Die Verordnung, erlassen vom Ministerium für Infrastruktur und Verkehr und veröffentlicht im Amtsblatt vom 27. Mai 2024, soll nach offiziellen Angaben mehr Verkehrssicherheit, Transparenz und Fairness schaffen. Hintergrund sind jahrelange Kritik an teils zweifelhaften Blitzerstandorten und immer neuen Einnahmerekorden durch Verkehrsstrafen.

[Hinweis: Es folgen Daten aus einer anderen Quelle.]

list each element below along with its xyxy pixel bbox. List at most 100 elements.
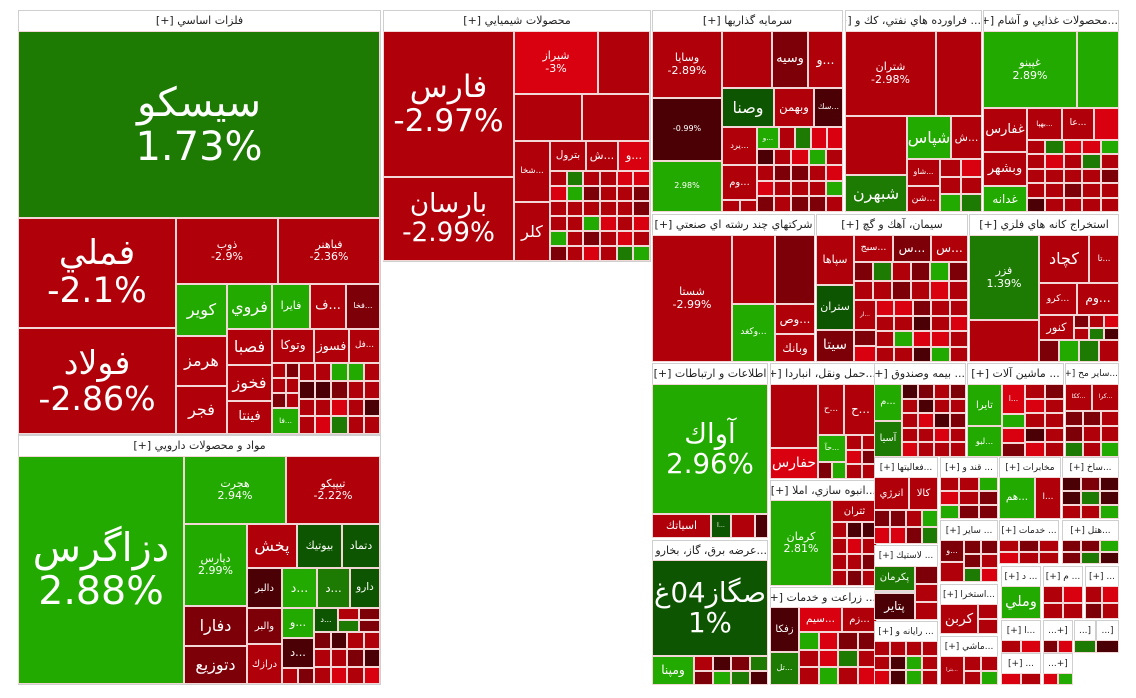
stock-tile-small[interactable] xyxy=(890,670,906,685)
stock-tile-small[interactable] xyxy=(915,584,938,602)
stock-tile-small[interactable] xyxy=(315,398,332,417)
stock-tile-small[interactable] xyxy=(347,380,364,399)
stock-tile-small[interactable] xyxy=(299,398,316,417)
stock-tile-small[interactable] xyxy=(1083,411,1101,427)
stock-tile-small[interactable] xyxy=(854,346,876,362)
sector-header[interactable]: ... م [+] xyxy=(1044,567,1082,587)
sector-header[interactable]: استخراج كانه هاي فلزي [+] xyxy=(970,215,1118,235)
stock-tile[interactable]: حفارس xyxy=(770,448,818,479)
stock-tile-small[interactable] xyxy=(934,413,950,428)
stock-tile-small[interactable] xyxy=(940,491,960,505)
stock-tile-small[interactable] xyxy=(1065,441,1083,457)
stock-tile-small[interactable] xyxy=(1044,427,1064,443)
sector-header[interactable]: ...ا [+] xyxy=(1002,621,1040,641)
stock-tile[interactable]: والبر xyxy=(247,608,282,644)
stock-tile-small[interactable] xyxy=(1082,154,1101,169)
stock-tile-small[interactable] xyxy=(894,315,913,331)
stock-tile[interactable]: فصبا xyxy=(227,329,272,365)
stock-tile-small[interactable] xyxy=(633,171,650,186)
stock-tile[interactable]: وبانك xyxy=(775,334,815,362)
stock-tile[interactable]: فباهنر -2.36% xyxy=(278,218,380,284)
stock-tile-small[interactable] xyxy=(940,194,961,212)
stock-tile-small[interactable] xyxy=(774,149,792,165)
stock-tile-small[interactable] xyxy=(915,602,938,620)
stock-tile-small[interactable] xyxy=(779,127,795,149)
stock-tile-small[interactable] xyxy=(934,442,950,457)
stock-tile-small[interactable] xyxy=(1074,640,1096,653)
stock-tile-small[interactable] xyxy=(1081,540,1100,552)
stock-tile-small[interactable] xyxy=(330,666,347,684)
stock-tile-small[interactable] xyxy=(633,186,650,201)
stock-tile-small[interactable] xyxy=(959,477,979,491)
stock-tile-small[interactable] xyxy=(931,300,950,316)
sector-header[interactable]: [... xyxy=(1075,621,1095,641)
sector-header[interactable]: اطلاعات و ارتباطات [+] xyxy=(653,364,767,384)
stock-tile-small[interactable] xyxy=(550,231,567,246)
stock-tile-small[interactable] xyxy=(1081,505,1100,519)
stock-tile[interactable]: فارس -2.97% xyxy=(383,31,514,177)
stock-tile-small[interactable] xyxy=(1062,491,1081,505)
stock-tile-small[interactable] xyxy=(854,262,873,281)
stock-tile[interactable]: ...ا xyxy=(1002,384,1025,414)
stock-tile[interactable]: ...س xyxy=(893,235,931,262)
stock-tile[interactable]: ...شخا xyxy=(514,141,550,202)
stock-tile[interactable]: ...هم xyxy=(999,477,1035,519)
stock-tile-small[interactable] xyxy=(890,527,906,544)
stock-tile-small[interactable] xyxy=(1083,426,1101,442)
sector-header[interactable]: فلزات اساسي [+] xyxy=(19,11,380,31)
stock-tile[interactable]: بترول xyxy=(550,141,586,171)
stock-tile-small[interactable] xyxy=(940,477,960,491)
stock-tile-small[interactable] xyxy=(1027,183,1046,198)
stock-tile-small[interactable] xyxy=(827,127,843,149)
stock-tile-small[interactable] xyxy=(1063,154,1083,169)
stock-tile[interactable]: صگاز04غ 1% xyxy=(652,560,768,656)
stock-tile[interactable]: ...فخا xyxy=(346,284,380,329)
stock-tile-small[interactable] xyxy=(1021,673,1041,685)
stock-tile[interactable]: ...تل xyxy=(770,652,799,685)
stock-tile[interactable]: -0.99% xyxy=(652,98,722,161)
stock-tile-small[interactable] xyxy=(931,315,950,331)
stock-tile-small[interactable] xyxy=(949,281,968,300)
stock-tile-small[interactable] xyxy=(757,180,775,197)
stock-tile[interactable]: دزاگرس 2.88% xyxy=(18,456,184,684)
stock-tile[interactable] xyxy=(775,235,815,304)
stock-tile-small[interactable] xyxy=(633,201,650,216)
stock-tile-small[interactable] xyxy=(1101,411,1119,427)
stock-tile[interactable] xyxy=(731,514,755,538)
stock-tile[interactable]: ...د xyxy=(317,568,350,608)
stock-tile-small[interactable] xyxy=(566,231,584,246)
stock-tile-small[interactable] xyxy=(347,416,364,434)
stock-tile[interactable]: ...يرد xyxy=(722,127,757,165)
stock-tile[interactable]: ...س xyxy=(931,235,968,262)
stock-tile[interactable]: ...ش xyxy=(586,141,618,171)
stock-tile-small[interactable] xyxy=(1100,540,1119,552)
stock-tile-small[interactable] xyxy=(795,127,811,149)
stock-tile[interactable]: فولاد -2.86% xyxy=(18,328,176,434)
stock-tile-small[interactable] xyxy=(1100,154,1119,169)
stock-tile-small[interactable] xyxy=(314,649,331,667)
stock-tile[interactable]: دتوزيع xyxy=(184,646,247,684)
stock-tile-small[interactable] xyxy=(1062,540,1081,552)
stock-tile[interactable] xyxy=(936,31,982,116)
stock-tile-small[interactable] xyxy=(832,522,847,538)
stock-tile-small[interactable] xyxy=(1043,640,1058,653)
stock-tile-small[interactable] xyxy=(874,527,890,544)
stock-tile-small[interactable] xyxy=(950,427,966,443)
stock-tile-small[interactable] xyxy=(1039,540,1059,552)
sector-header[interactable]: مواد و محصولات دارويي [+] xyxy=(19,436,380,456)
stock-tile[interactable]: ...حآ xyxy=(818,435,846,462)
stock-tile[interactable]: ...د xyxy=(282,568,317,608)
stock-tile-small[interactable] xyxy=(712,656,731,671)
stock-tile-small[interactable] xyxy=(912,346,932,362)
stock-tile[interactable]: ...ش xyxy=(951,116,982,159)
stock-tile[interactable] xyxy=(1094,108,1119,140)
stock-tile[interactable]: ثتران xyxy=(832,500,877,522)
stock-tile-small[interactable] xyxy=(873,281,892,300)
stock-tile[interactable]: شپاس xyxy=(907,116,951,159)
stock-tile-small[interactable] xyxy=(1019,540,1039,552)
stock-tile-small[interactable] xyxy=(1045,168,1064,184)
stock-tile-small[interactable] xyxy=(890,641,906,656)
stock-tile[interactable]: ...شن xyxy=(907,186,940,212)
sector-header[interactable]: ...ساير مح [+] xyxy=(1066,364,1118,384)
stock-tile-small[interactable] xyxy=(566,216,584,231)
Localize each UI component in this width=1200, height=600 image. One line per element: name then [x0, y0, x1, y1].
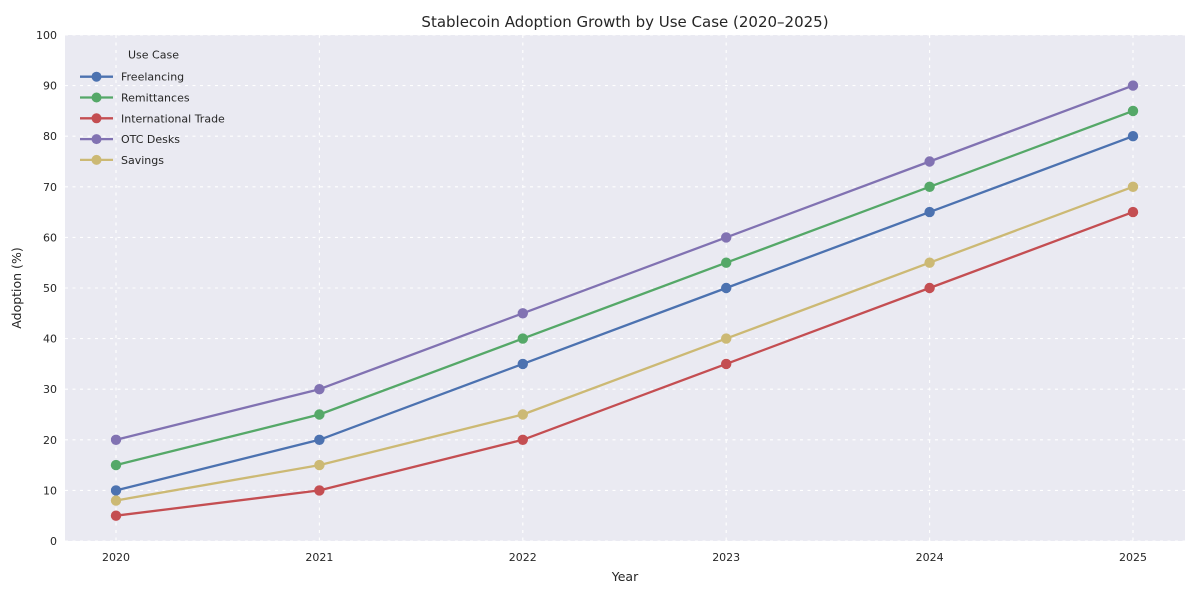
- legend-swatch-marker-international-trade: [91, 113, 102, 124]
- data-point-remittances-2023: [721, 257, 732, 268]
- y-tick-label: 80: [43, 130, 57, 143]
- data-point-international-trade-2022: [517, 434, 528, 445]
- data-point-otc-desks-2022: [517, 308, 528, 319]
- data-point-freelancing-2025: [1127, 131, 1139, 142]
- y-tick-label: 40: [43, 333, 57, 346]
- data-point-savings-2020: [110, 495, 122, 506]
- data-point-remittances-2022: [517, 333, 528, 344]
- y-tick-label: 10: [43, 484, 57, 497]
- series-layer: [110, 80, 1139, 521]
- data-point-savings-2021: [314, 459, 325, 471]
- data-point-international-trade-2025: [1127, 206, 1139, 218]
- x-tick-label: 2021: [305, 551, 333, 564]
- data-point-freelancing-2020: [110, 485, 122, 496]
- y-tick-label: 20: [43, 434, 57, 447]
- y-tick-label: 60: [43, 231, 57, 244]
- legend-swatch-marker-freelancing: [91, 71, 102, 82]
- series-line-otc-desks: [114, 84, 1135, 441]
- data-point-international-trade-2021: [314, 485, 325, 496]
- y-tick-label: 90: [43, 80, 57, 93]
- data-point-otc-desks-2023: [721, 232, 732, 243]
- legend-swatch-marker-savings: [91, 154, 102, 165]
- data-point-remittances-2024: [924, 181, 935, 192]
- legend-title: Use Case: [128, 49, 179, 62]
- data-point-freelancing-2023: [721, 282, 732, 294]
- data-point-remittances-2020: [110, 459, 122, 471]
- x-tick-label: 2023: [712, 551, 740, 564]
- data-point-otc-desks-2020: [110, 434, 122, 445]
- y-tick-label: 50: [43, 282, 57, 295]
- data-point-savings-2024: [924, 257, 935, 268]
- data-point-otc-desks-2025: [1127, 80, 1139, 91]
- chart-title: Stablecoin Adoption Growth by Use Case (…: [421, 13, 828, 31]
- legend-label-international-trade: International Trade: [121, 112, 225, 125]
- x-tick-label: 2022: [509, 551, 537, 564]
- legend: Use Case Freelancing Remittances Internatio…: [80, 49, 225, 167]
- data-point-savings-2025: [1127, 181, 1139, 192]
- tick-layer: 0 10 20 30 40 50 60 70 80 90 100 2020 2021 2022 2023 20…: [36, 29, 1147, 564]
- data-point-international-trade-2024: [924, 282, 935, 294]
- data-point-international-trade-2020: [110, 510, 122, 521]
- data-point-international-trade-2023: [721, 358, 732, 370]
- data-point-remittances-2021: [314, 409, 325, 420]
- y-tick-label: 30: [43, 383, 57, 396]
- x-tick-label: 2020: [102, 551, 130, 564]
- y-axis-label: Adoption (%): [9, 247, 24, 328]
- data-point-remittances-2025: [1127, 105, 1139, 117]
- y-tick-label: 0: [50, 535, 57, 548]
- legend-label-savings: Savings: [121, 154, 164, 167]
- data-point-freelancing-2021: [314, 434, 325, 445]
- legend-label-otc-desks: OTC Desks: [121, 133, 180, 146]
- x-axis-label: Year: [611, 569, 639, 584]
- x-tick-label: 2024: [916, 551, 944, 564]
- data-point-freelancing-2024: [924, 206, 935, 218]
- data-point-savings-2023: [721, 333, 732, 344]
- series-line-freelancing: [114, 135, 1135, 492]
- x-tick-label: 2025: [1119, 551, 1147, 564]
- y-tick-label: 100: [36, 29, 57, 42]
- data-point-savings-2022: [517, 409, 528, 420]
- legend-label-remittances: Remittances: [121, 92, 190, 105]
- legend-label-freelancing: Freelancing: [121, 71, 184, 84]
- series-line-remittances: [114, 109, 1135, 467]
- grid-layer: [65, 34, 1185, 542]
- data-point-otc-desks-2024: [924, 156, 935, 167]
- series-line-international-trade: [114, 210, 1135, 517]
- data-point-freelancing-2022: [517, 358, 528, 370]
- series-line-savings: [114, 185, 1135, 502]
- legend-swatch-marker-otc-desks: [91, 134, 102, 145]
- legend-swatch-marker-remittances: [91, 92, 102, 103]
- y-tick-label: 70: [43, 181, 57, 194]
- data-point-otc-desks-2021: [314, 384, 325, 395]
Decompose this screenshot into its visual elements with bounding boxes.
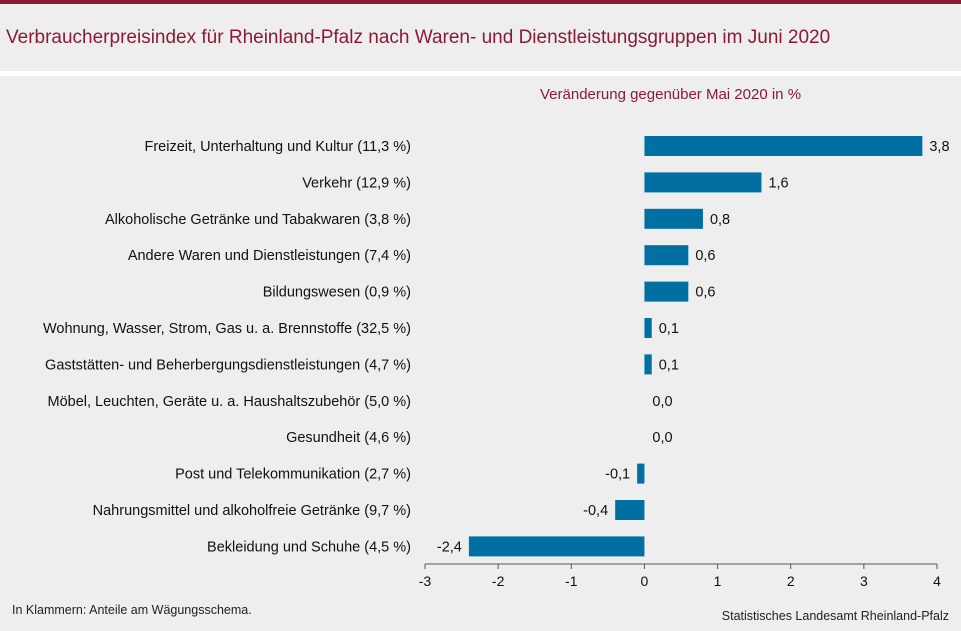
bar	[644, 318, 652, 338]
bar	[637, 463, 645, 484]
x-tick-label: 3	[860, 573, 868, 589]
value-label: 0,1	[659, 357, 679, 373]
value-label: 0,6	[695, 248, 715, 264]
category-label: Verkehr (12,9 %)	[302, 175, 411, 191]
x-tick-label: -3	[419, 573, 432, 589]
value-label: 3,8	[929, 139, 949, 155]
x-tick-label: 0	[641, 573, 649, 589]
x-tick-label: -2	[492, 573, 505, 589]
chart-subtitle: Veränderung gegenüber Mai 2020 in %	[540, 86, 802, 103]
bar	[644, 354, 652, 375]
category-label: Gesundheit (4,6 %)	[286, 430, 411, 446]
value-label: -0,4	[583, 503, 608, 519]
bar	[644, 136, 923, 156]
category-label: Möbel, Leuchten, Geräte u. a. Haushaltsz…	[47, 394, 411, 410]
category-label: Andere Waren und Dienstleistungen (7,4 %…	[128, 248, 411, 264]
value-label: -0,1	[605, 467, 630, 483]
value-label: 1,6	[768, 175, 788, 191]
value-label: 0,0	[652, 430, 672, 446]
x-tick-label: 4	[933, 573, 941, 589]
value-label: 0,1	[659, 321, 679, 337]
category-label: Bekleidung und Schuhe (4,5 %)	[207, 539, 411, 555]
chart-title: Verbraucherpreisindex für Rheinland-Pfal…	[6, 27, 831, 48]
x-tick-label: 2	[787, 573, 795, 589]
x-tick-label: -1	[565, 573, 578, 589]
bar	[644, 281, 689, 302]
bar	[615, 500, 645, 520]
category-label: Freizeit, Unterhaltung und Kultur (11,3 …	[144, 139, 411, 155]
value-label: -2,4	[437, 539, 462, 555]
value-label: 0,8	[710, 212, 730, 228]
top-accent-rule	[0, 0, 961, 4]
category-label: Gaststätten- und Beherbergungsdienstleis…	[45, 357, 411, 373]
category-label: Wohnung, Wasser, Strom, Gas u. a. Brenns…	[43, 321, 411, 337]
value-label: 0,6	[695, 285, 715, 301]
footnote: In Klammern: Anteile am Wägungsschema.	[12, 603, 252, 617]
category-label: Post und Telekommunikation (2,7 %)	[175, 467, 411, 483]
bar	[468, 536, 645, 557]
category-label: Nahrungsmittel und alkoholfreie Getränke…	[93, 503, 411, 519]
header-divider	[0, 71, 961, 76]
category-label: Bildungswesen (0,9 %)	[263, 285, 411, 301]
category-label: Alkoholische Getränke und Tabakwaren (3,…	[105, 212, 411, 228]
source-note: Statistisches Landesamt Rheinland-Pfalz	[721, 609, 949, 623]
bar	[644, 172, 762, 193]
value-label: 0,0	[652, 394, 672, 410]
x-tick-label: 1	[714, 573, 722, 589]
bar	[644, 245, 689, 266]
bar	[644, 208, 703, 229]
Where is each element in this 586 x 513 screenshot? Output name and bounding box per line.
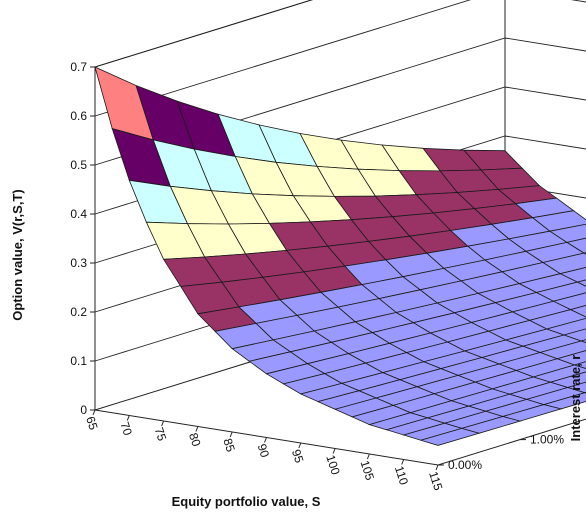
z-tick-label: 0.6 <box>70 109 87 123</box>
s-tick-mark <box>195 426 199 432</box>
s-tick-label: 100 <box>323 453 343 477</box>
s-tick-mark <box>435 464 439 471</box>
z-tick-label: 0.1 <box>70 354 87 368</box>
s-axis-title: Equity portfolio value, S <box>172 494 321 509</box>
s-tick-label: 85 <box>220 437 238 454</box>
r-tick-label: 0.00% <box>448 458 482 472</box>
s-tick-mark <box>332 448 336 454</box>
z-tick-label: 0.4 <box>70 207 87 221</box>
z-tick-label: 0.2 <box>70 305 87 319</box>
s-tick-label: 70 <box>117 420 135 437</box>
s-tick-label: 110 <box>392 464 411 487</box>
s-tick-label: 105 <box>358 459 378 483</box>
z-tick-label: 0.5 <box>70 158 87 172</box>
s-tick-label: 80 <box>186 431 204 448</box>
s-tick-mark <box>401 459 405 465</box>
s-tick-mark <box>229 431 233 438</box>
s-tick-mark <box>161 420 165 427</box>
z-axis-title: Option value, V(r,S,T) <box>10 189 25 320</box>
s-tick-label: 90 <box>255 442 273 459</box>
z-tick-label: 0.7 <box>70 60 87 74</box>
s-tick-mark <box>298 442 302 449</box>
s-tick-mark <box>366 453 370 460</box>
s-tick-mark <box>92 409 96 416</box>
s-axis-ticks: 65 70 75 80 85 90 95 100 105 110 115 <box>83 409 445 493</box>
z-tick-label: 0 <box>80 403 87 417</box>
r-axis-title: Interest rate, r <box>568 355 583 442</box>
s-tick-label: 95 <box>289 448 307 465</box>
surface-plot <box>94 66 586 446</box>
s-tick-mark <box>264 437 267 443</box>
surface-cell <box>419 427 481 446</box>
s-tick-label: 115 <box>426 470 445 493</box>
wall-gridline <box>94 0 313 68</box>
z-axis-ticks: 0 0.1 0.2 0.3 0.4 0.5 0.6 0.7 <box>70 60 95 417</box>
r-tick-label: 1.00% <box>530 433 564 447</box>
z-tick-label: 0.3 <box>70 256 87 270</box>
s-tick-mark <box>126 415 130 421</box>
r-axis-ticks: 0.00%1.00%2.00%3.00%4.00%5.00% <box>438 433 564 472</box>
s-tick-label: 75 <box>152 426 170 443</box>
s-tick-label: 65 <box>83 415 101 432</box>
surface-cell <box>576 279 586 287</box>
wall-gridline <box>94 0 586 117</box>
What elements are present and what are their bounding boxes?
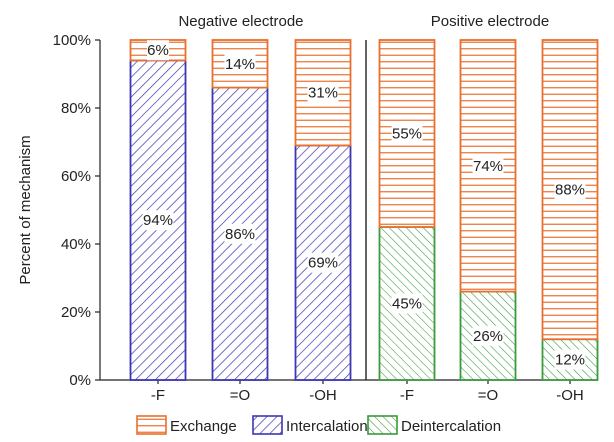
x-tick-label: =O: [478, 387, 498, 404]
data-label-bg: [391, 293, 423, 314]
data-label-bg: [472, 325, 504, 346]
data-label: 55%: [392, 126, 422, 143]
legend-label: Deintercalation: [401, 418, 501, 435]
bar-segment-intercalation: [211, 86, 269, 381]
y-tick-label: 20%: [61, 304, 91, 321]
data-label-bg: [224, 223, 256, 244]
data-label: 14%: [225, 56, 255, 73]
data-label: 12%: [555, 352, 585, 369]
x-tick-label: -OH: [556, 387, 584, 404]
data-label: 45%: [392, 296, 422, 313]
data-label: 6%: [147, 42, 169, 59]
legend-label: Exchange: [170, 418, 237, 435]
data-label-bg: [391, 123, 423, 144]
labels-layer: 94% 6% 86% 14% 69% 31% 45% 55% 26% 74% 12% 88%: [142, 40, 586, 370]
data-label-bg: [472, 155, 504, 176]
legend: Exchange Intercalation Deintercalation: [136, 415, 501, 435]
data-label: 94%: [143, 212, 173, 229]
data-label-bg: [147, 40, 169, 61]
axes-layer: 0% 20% 40% 60% 80% 100% Percent of mechanism Ne…: [17, 13, 598, 404]
y-tick-label: 0%: [69, 372, 91, 389]
data-label-bg: [307, 82, 339, 103]
data-label: 26%: [473, 328, 503, 345]
group-title: Negative electrode: [178, 13, 303, 30]
data-label: 88%: [555, 182, 585, 199]
x-tick-label: =O: [230, 387, 250, 404]
data-label-bg: [307, 252, 339, 273]
data-label-bg: [142, 210, 174, 231]
data-label: 74%: [473, 158, 503, 175]
data-label: 31%: [308, 85, 338, 102]
data-label-bg: [554, 349, 586, 370]
y-tick-label: 60%: [61, 168, 91, 185]
data-label-bg: [554, 179, 586, 200]
y-tick-label: 100%: [53, 32, 91, 49]
y-tick-label: 80%: [61, 100, 91, 117]
bars-layer: [129, 39, 599, 381]
group-title: Positive electrode: [431, 13, 549, 30]
y-tick-label: 40%: [61, 236, 91, 253]
x-tick-label: -OH: [309, 387, 337, 404]
legend-swatch-exchange: [136, 415, 167, 435]
data-label: 86%: [225, 226, 255, 243]
data-label: 69%: [308, 255, 338, 272]
bar-segment-exchange: [211, 39, 269, 89]
legend-swatch-deintercalation: [367, 415, 398, 435]
x-tick-label: -F: [400, 387, 414, 404]
legend-swatch-intercalation: [252, 415, 283, 435]
data-label-bg: [224, 53, 256, 74]
bar-segment-exchange: [378, 39, 436, 228]
y-axis-label: Percent of mechanism: [17, 135, 34, 284]
x-tick-label: -F: [151, 387, 165, 404]
legend-label: Intercalation: [286, 418, 368, 435]
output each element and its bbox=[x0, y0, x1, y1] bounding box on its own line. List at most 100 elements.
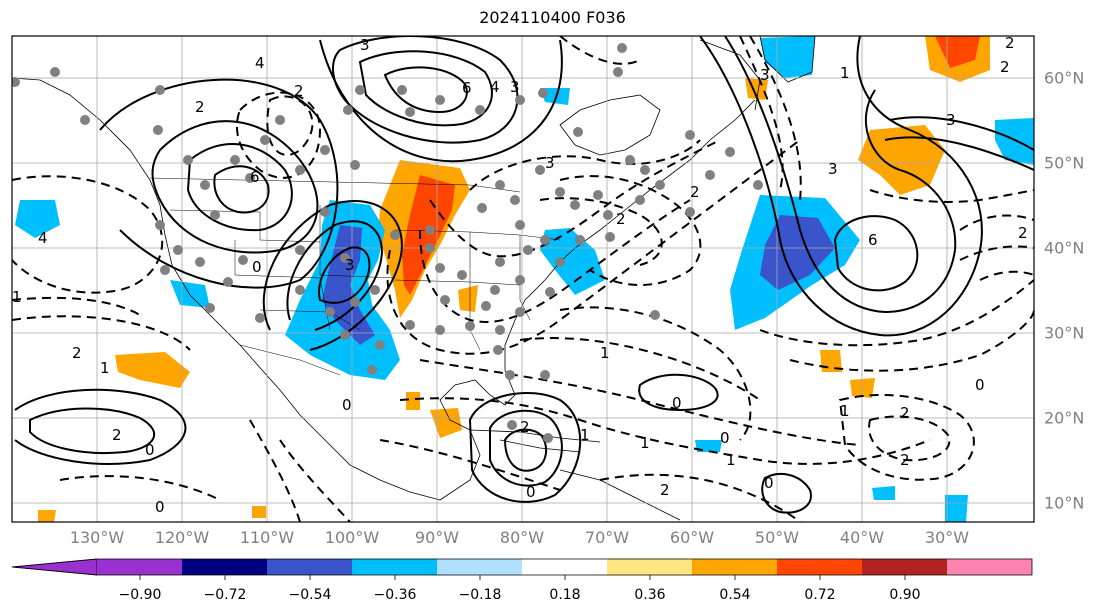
lon-label: 130°W bbox=[69, 528, 125, 547]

Mobile Blitzer müssen angekündigt werden
Künftig dürfen neue stationäre und mobile Blitzer (in Italien: "Autovelox") nur noch mit ausdrücklicher Genehmigung durch die Präfektur aufgestellt werden. Diese muss prüfen, ob der Standort aus Gründen der Verkehrssicherheit gerechtfertigt ist. Außerdem müssen Blitzer nun mindestens einen Kilometer vorher durch ein Verkehrsschild angekündigt werden. Auch der Einsatz an Orten mit plötzlichen und deutlich reduzierten Tempolimits wird eingeschränkt. Laut Verordnung ist der Einsatz von Autovelox künftig nur dort zulässig, wo das angeordnete Tempolimit höchstens 20 km/h unter der allgemeinen Höchstgeschwindigkeit der jeweiligen Straße liegt. Auf Landstraßen mit regulär 90 km/h darf demnach bei einer Reduzierung auf 70 km/h wegen einer Gefahrenstelle oder Baustelle, weiterhin ein Blitzer aufgestellt werden. Wird das Tempolimit jedoch auf 50 km/h oder weniger gesenkt, etwa vor einer Schule oder scharfen Kurve, ist der Einsatz eines Blitzers an dieser Stelle nicht mehr erlaubt.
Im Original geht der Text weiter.